Anyway, why am I going on about this matter of "distinctive features" at length?

Because it illustrates how completely devoid of intellectual content IT has become.

As intellectually impoverished as the notions of "relational database" and "SQL" were, at least Codd pretended to provide a set-theoretic justification for them - even if this justification was really nothing more than common sense puffed-up into pseudo-theory.

But now, there's not even a pretension to intellectual content in IT. 

New stuff gets put out there as the latest and greatest with no reference to its theoretical and practical precedents, even though recognition of these precedents might in fact help fuel and shape even better developments in IT. 

(As another example of this, conside the individual VM's that SAP now provides in its Java stack so that one user can't bring down all users.
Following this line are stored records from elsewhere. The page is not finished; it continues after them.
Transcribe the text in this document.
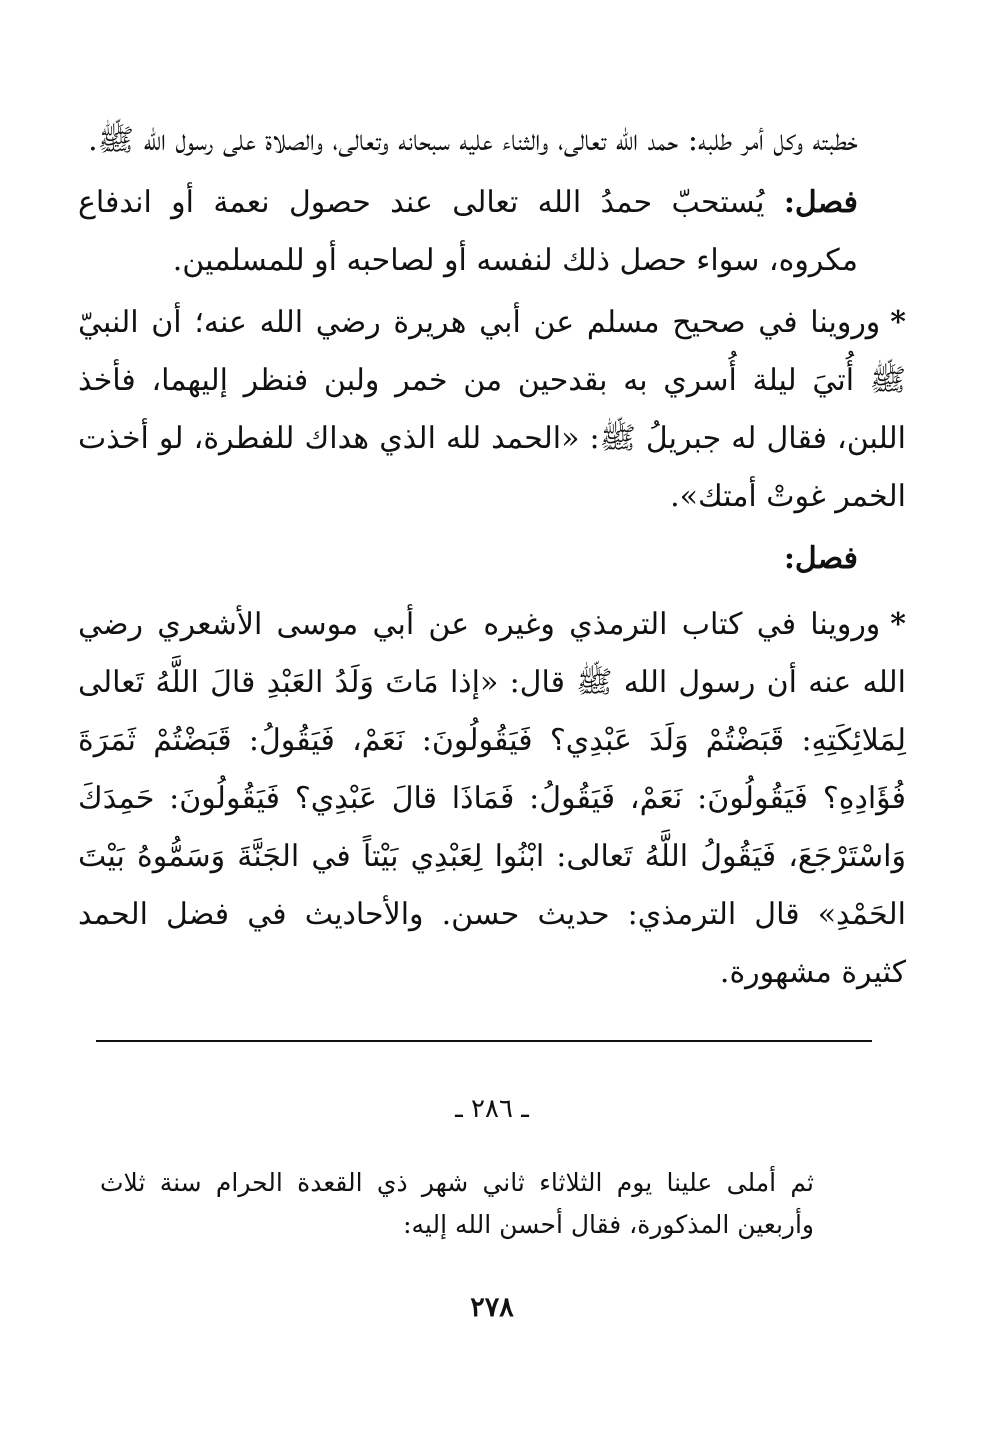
خطبته وكل أمر طلبه: حمد الله تعالى، والثناء عليه سبحانه وتعالى، والصلاة على رسول الله ﷺ.

فصل: يُستحبّ حمدُ الله تعالى عند حصول نعمة أو اندفاع مكروه، سواء حصل ذلك لنفسه أو لصاحبه أو للمسلمين.

*وروينا في صحيح مسلم عن أبي هريرة رضي الله عنه؛ أن النبيّ ﷺ أُتيَ ليلة أُسري به بقدحين من خمر ولبن فنظر إليهما، فأخذ اللبن، فقال له جبريلُ ﷺ: «الحمد لله الذي هداك للفطرة، لو أخذت الخمر غوتْ أمتك».

فصل:

*وروينا في كتاب الترمذي وغيره عن أبي موسى الأشعري رضي الله عنه أن رسول الله ﷺ قال: «إذا مَاتَ وَلَدُ العَبْدِ قالَ اللَّهُ تَعالى لِمَلائِكَتِهِ: قَبَضْتُمْ وَلَدَ عَبْدِي؟ فَيَقُولُونَ: نَعَمْ، فَيَقُولُ: قَبَضْتُمْ ثَمَرَةَ فُؤَادِهِ؟ فَيَقُولُونَ: نَعَمْ، فَيَقُولُ: فَمَاذَا قالَ عَبْدِي؟ فَيَقُولُونَ: حَمِدَكَ وَاسْتَرْجَعَ، فَيَقُولُ اللَّهُ تَعالى: ابْنُوا لِعَبْدِي بَيْتاً في الجَنَّةَ وَسَمُّوهُ بَيْتَ الحَمْدِ» قال الترمذي: حديث حسن. والأحاديث في فضل الحمد كثيرة مشهورة.

ـ ٢٨٦ ـ
ثم أملى علينا يوم الثلاثاء ثاني شهر ذي القعدة الحرام سنة ثلاث وأربعين المذكورة، فقال أحسن الله إليه:
٢٧٨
I've noted before at SDN how this idea goes back to the old idea of MUSASS - multi-user single address space - an idea all old-time IBM'ers will recall if they worked with any multi-user 4GL DB running under MVS or any of its successors.)

I knew a young prof at NYU's Courant Institute back in the 70's whose attitude toward theory in Comp Sci was very simple - he would always say:

"The right theory is the theory that gets us the grant in June.".

That's kind of the attitude which software vendors seem to have these days - they seem to make no attempt to discharge their responsibilities as contributors to the theoretical foundations on which good IT must always draw.  Rather, the attitude of SW vendors seems to be:

"The right idea is the idea that gets us the largest increase in market share".

I think that software vendors would do well to remember a saying used by scientists:

"We stand on the shoulders of giants".

So do software vendors, even though they introduce every new tweak as if it's never been thought of before.

And maybe SW innovation would benefit from a little more 'historicism", and a little more understanding of how we got to where we are now.